Professors at the culinary arts school already have their students experimenting with substitute oils and shortenings _ a sometimes traumatic process for chefs reluctant to tinker with favorite dishes.
New York’s thousands of independently owned restaurants were beginning to look for ways to make changes too _ not all happily.
Richard Lipsky, a spokesman for the Neighborhood Retail Alliance, said many eatery owners rely on ingredients prepared elsewhere, and aren’t always aware whether the foods they sell contain trans fats.
``It’s a real black hole when it comes to knowledge on the subject,″ he said.
Invented in the early 1900s, partially hydrogenated vegetable oil was initially believed to be a healthy substitute for natural fats like butter or lard. It was also cheaper, performed better under high heat and had a longer shelf life.
Today, the oil is used as a shortening in baked goods like cookies, crackers and doughnuts, as well as in deep frying.
Ironically, many big fast food companies only become dependent on hydrogenated oil a decade and a half ago when they were pressured by health groups to do something about saturated fat.
McDonald’s emptied its french fryers of beef tallow in 1990 and filled them with what was then thought to be ``heart healthy″ partially hydrogenated vegetable oil.

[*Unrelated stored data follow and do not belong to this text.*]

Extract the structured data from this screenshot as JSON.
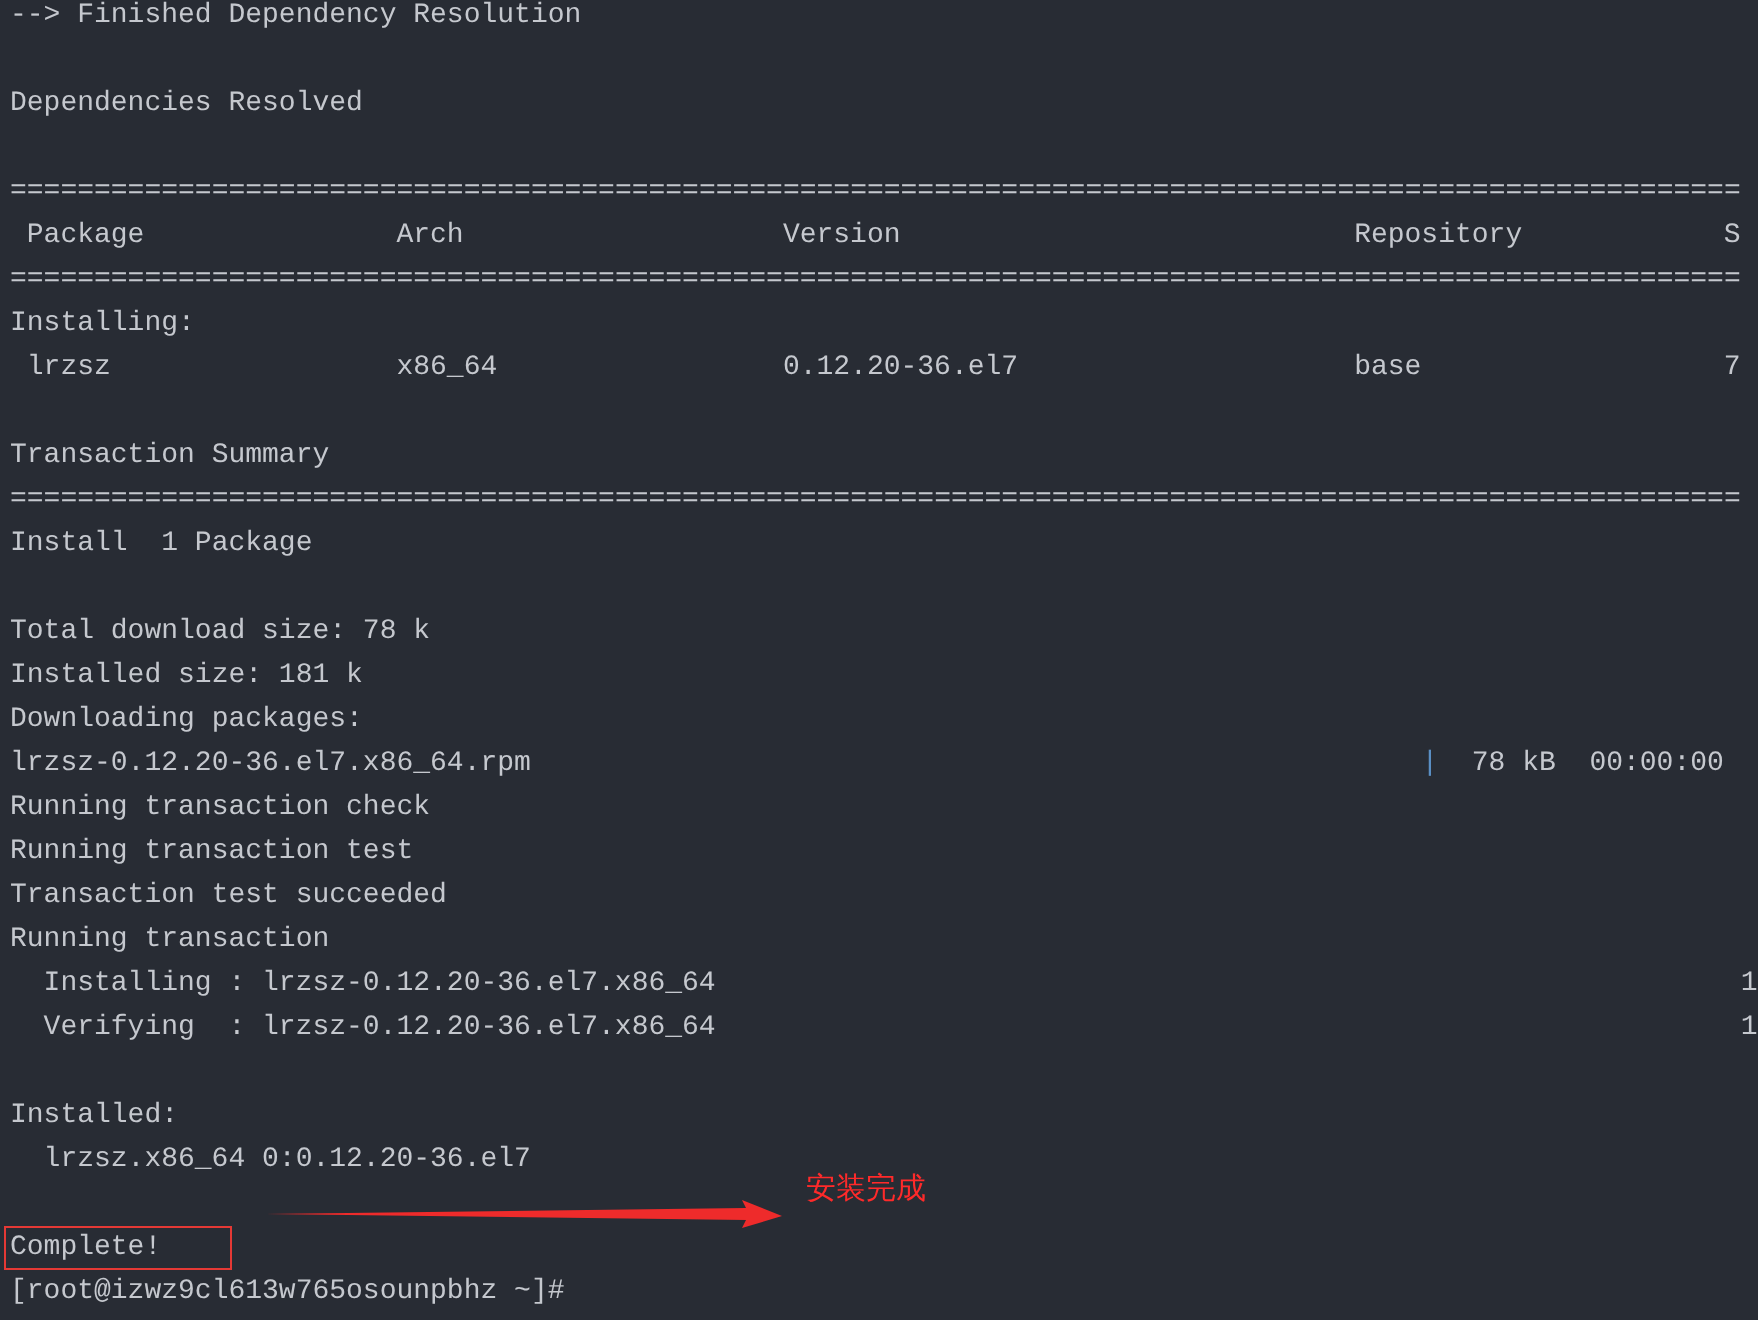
{
  "terminal": {
    "lines": [
      {
        "kind": "text",
        "text": "--> Finished Dependency Resolution"
      },
      {
        "kind": "blank"
      },
      {
        "kind": "text",
        "text": "Dependencies Resolved"
      },
      {
        "kind": "blank"
      },
      {
        "kind": "rule",
        "text": "======================================================================================================="
      },
      {
        "kind": "columns",
        "cells": [
          "Package",
          "Arch",
          "Version",
          "Repository",
          "S"
        ]
      },
      {
        "kind": "rule",
        "text": "======================================================================================================="
      },
      {
        "kind": "text",
        "text": "Installing:"
      },
      {
        "kind": "columns",
        "cells": [
          "lrzsz",
          "x86_64",
          "0.12.20-36.el7",
          "base",
          "7"
        ]
      },
      {
        "kind": "blank"
      },
      {
        "kind": "text",
        "text": "Transaction Summary"
      },
      {
        "kind": "rule",
        "text": "======================================================================================================="
      },
      {
        "kind": "text",
        "text": "Install  1 Package"
      },
      {
        "kind": "blank"
      },
      {
        "kind": "text",
        "text": "Total download size: 78 k"
      },
      {
        "kind": "text",
        "text": "Installed size: 181 k"
      },
      {
        "kind": "text",
        "text": "Downloading packages:"
      },
      {
        "kind": "download",
        "file": "lrzsz-0.12.20-36.el7.x86_64.rpm",
        "bar": "|",
        "size": "78 kB",
        "time": "00:00:00"
      },
      {
        "kind": "text",
        "text": "Running transaction check"
      },
      {
        "kind": "text",
        "text": "Running transaction test"
      },
      {
        "kind": "text",
        "text": "Transaction test succeeded"
      },
      {
        "kind": "text",
        "text": "Running transaction"
      },
      {
        "kind": "step",
        "action": "Installing",
        "separator": ":",
        "package": "lrzsz-0.12.20-36.el7.x86_64",
        "count": "1"
      },
      {
        "kind": "step",
        "action": "Verifying",
        "separator": ":",
        "package": "lrzsz-0.12.20-36.el7.x86_64",
        "count": "1"
      },
      {
        "kind": "blank"
      },
      {
        "kind": "text",
        "text": "Installed:"
      },
      {
        "kind": "detail",
        "text": "lrzsz.x86_64 0:0.12.20-36.el7"
      },
      {
        "kind": "blank"
      },
      {
        "kind": "highlight",
        "text": "Complete!"
      },
      {
        "kind": "text",
        "text": "[root@izwz9cl613w765osounpbhz ~]#"
      }
    ]
  },
  "annotation": {
    "text": "安装完成"
  }
}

``They did so in all innocence, trying to do the right thing,″ said Jacobson, of the Center for Science in the Public Interest. ``Everybody thought it was safe. We thought it was safe.″
Some restaurants were still completing the changeover when the first major study appeared indicating that the hydrogenated oils were just as bad for you, if not worse.
When eaten, trans fats significantly raise the level of so-called ``bad″ cholesterol in the blood, clogging arteries and causing heart disease. Researchers at Harvard’s School of Public Health estimated that trans fats contribute to 30,000 U.S. deaths a year.

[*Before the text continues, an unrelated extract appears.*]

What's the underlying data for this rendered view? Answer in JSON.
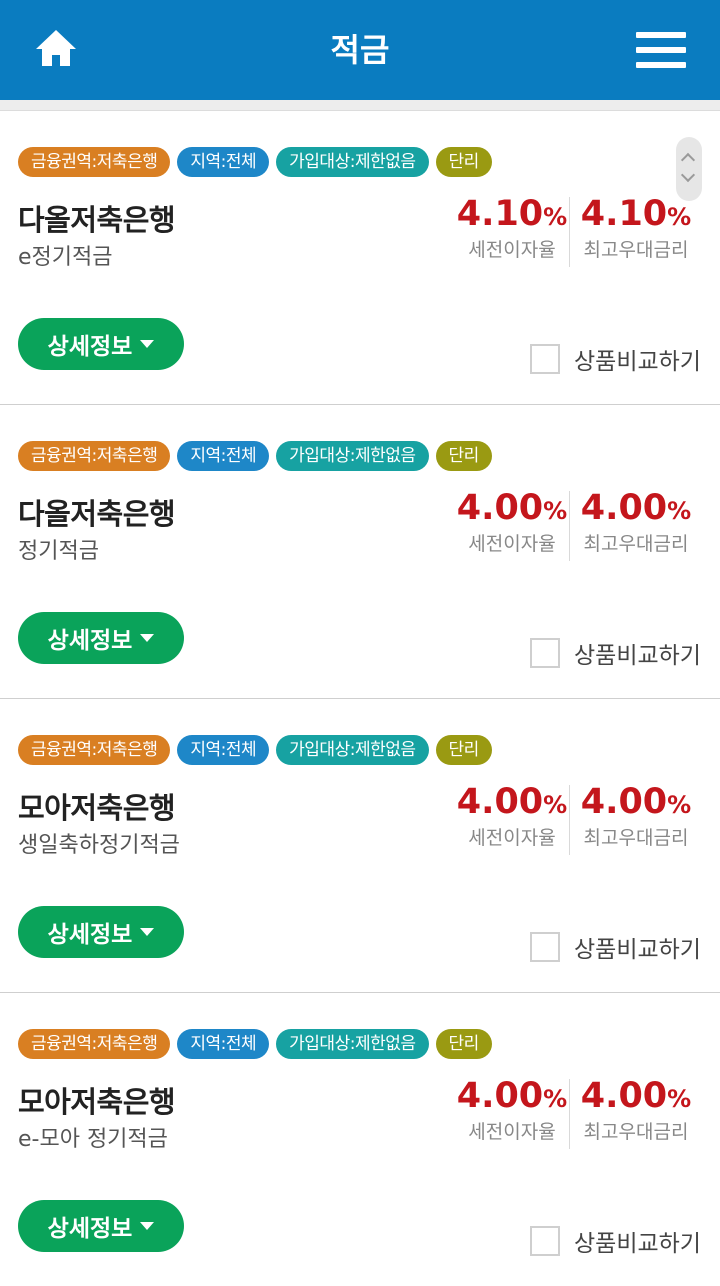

``This is something we’d like to dismiss from our food supply,″ said Dr. Robert H. Eckel, immediate past president of the American Heart Association.
Whether diners will go along with the change _ or revolt _ remains to be seen.

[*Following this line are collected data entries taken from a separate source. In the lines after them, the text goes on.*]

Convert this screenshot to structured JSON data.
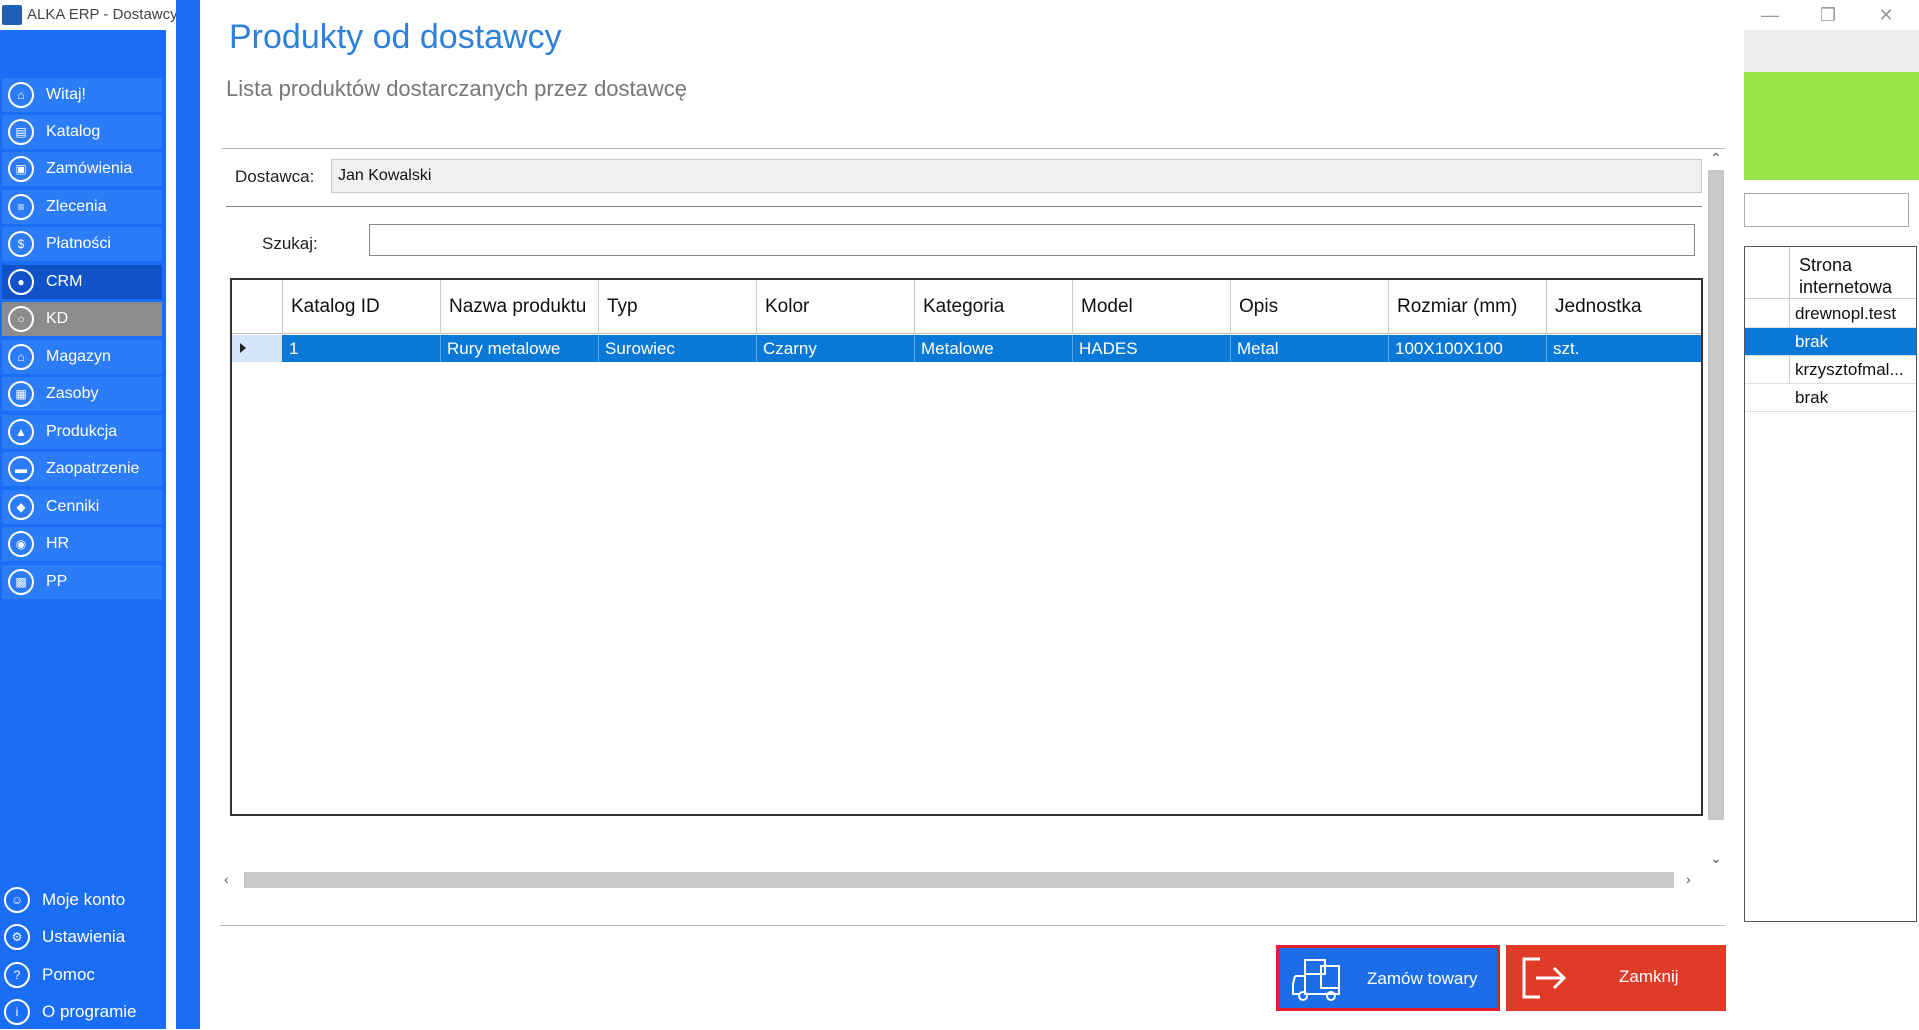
{
  "window": {
    "title": "ALKA ERP - Dostawcy",
    "controls": [
      "minimize-icon",
      "restore-icon",
      "close-icon"
    ]
  },
  "sidebar": {
    "items": [
      {
        "label": "Witaj!",
        "icon": "home-icon"
      },
      {
        "label": "Katalog",
        "icon": "book-icon"
      },
      {
        "label": "Zamówienia",
        "icon": "cart-icon"
      },
      {
        "label": "Zlecenia",
        "icon": "list-icon"
      },
      {
        "label": "Płatności",
        "icon": "dollar-icon"
      },
      {
        "label": "CRM",
        "icon": "crm-icon"
      },
      {
        "label": "KD",
        "icon": "lock-icon"
      },
      {
        "label": "Magazyn",
        "icon": "warehouse-icon"
      },
      {
        "label": "Zasoby",
        "icon": "calendar-icon"
      },
      {
        "label": "Produkcja",
        "icon": "factory-icon"
      },
      {
        "label": "Zaopatrzenie",
        "icon": "truck-icon"
      },
      {
        "label": "Cenniki",
        "icon": "tag-icon"
      },
      {
        "label": "HR",
        "icon": "people-icon"
      },
      {
        "label": "PP",
        "icon": "forklift-icon"
      }
    ],
    "bottom": [
      {
        "label": "Moje konto",
        "icon": "user-icon"
      },
      {
        "label": "Ustawienia",
        "icon": "gear-icon"
      },
      {
        "label": "Pomoc",
        "icon": "help-icon"
      },
      {
        "label": "O programie",
        "icon": "info-icon"
      }
    ]
  },
  "background_table": {
    "header": "Strona internetowa",
    "rows": [
      "drewnopl.test",
      "brak",
      "krzysztofmal...",
      "brak"
    ],
    "selected_row": 1
  },
  "dialog": {
    "title": "Produkty od dostawcy",
    "subtitle": "Lista produktów dostarczanych przez dostawcę",
    "supplier_label": "Dostawca:",
    "supplier_value": "Jan Kowalski",
    "search_label": "Szukaj:",
    "search_value": "",
    "grid": {
      "columns": [
        "Katalog ID",
        "Nazwa produktu",
        "Typ",
        "Kolor",
        "Kategoria",
        "Model",
        "Opis",
        "Rozmiar (mm)",
        "Jednostka"
      ],
      "rows": [
        [
          "1",
          "Rury metalowe",
          "Surowiec",
          "Czarny",
          "Metalowe",
          "HADES",
          "Metal",
          "100X100X100",
          "szt."
        ]
      ]
    },
    "order_button": "Zamów towary",
    "close_button": "Zamknij"
  },
  "colors": {
    "sidebar": "#1a6ef5",
    "accent_title": "#2f80d8",
    "selection": "#0a78d7",
    "order_button": "#1c6ee8",
    "close_button": "#e03b26",
    "highlight_border": "#e0202e",
    "green_banner": "#99e64a"
  }
}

After New Jersey state senator Ellen Karcher proposed a similar artificial trans fat ban in early October, her office was so flooded with threatening phone calls, she sent her staff home and called the police.
A proposed ban in Chicago was also ridiculed by some members of the public as government paternalism run amok.
Dr. Leslie Cho, medical director for preventative cardiology and rehabilitation at the Cleveland Clinic, said people might be less upset if they knew how bad trans fats are for the body.
``I don’t know anything about politics, but what I should tell my patients is that they should not eat any type of artificial trans fat,″ she said.
Do they listen?
``The majority of the people I deal with have had stents or bypass surgery,″ she said. ``They are kind of motivated to change their lives.″
New York’s Board of Health is expected to mull the ban until at least December.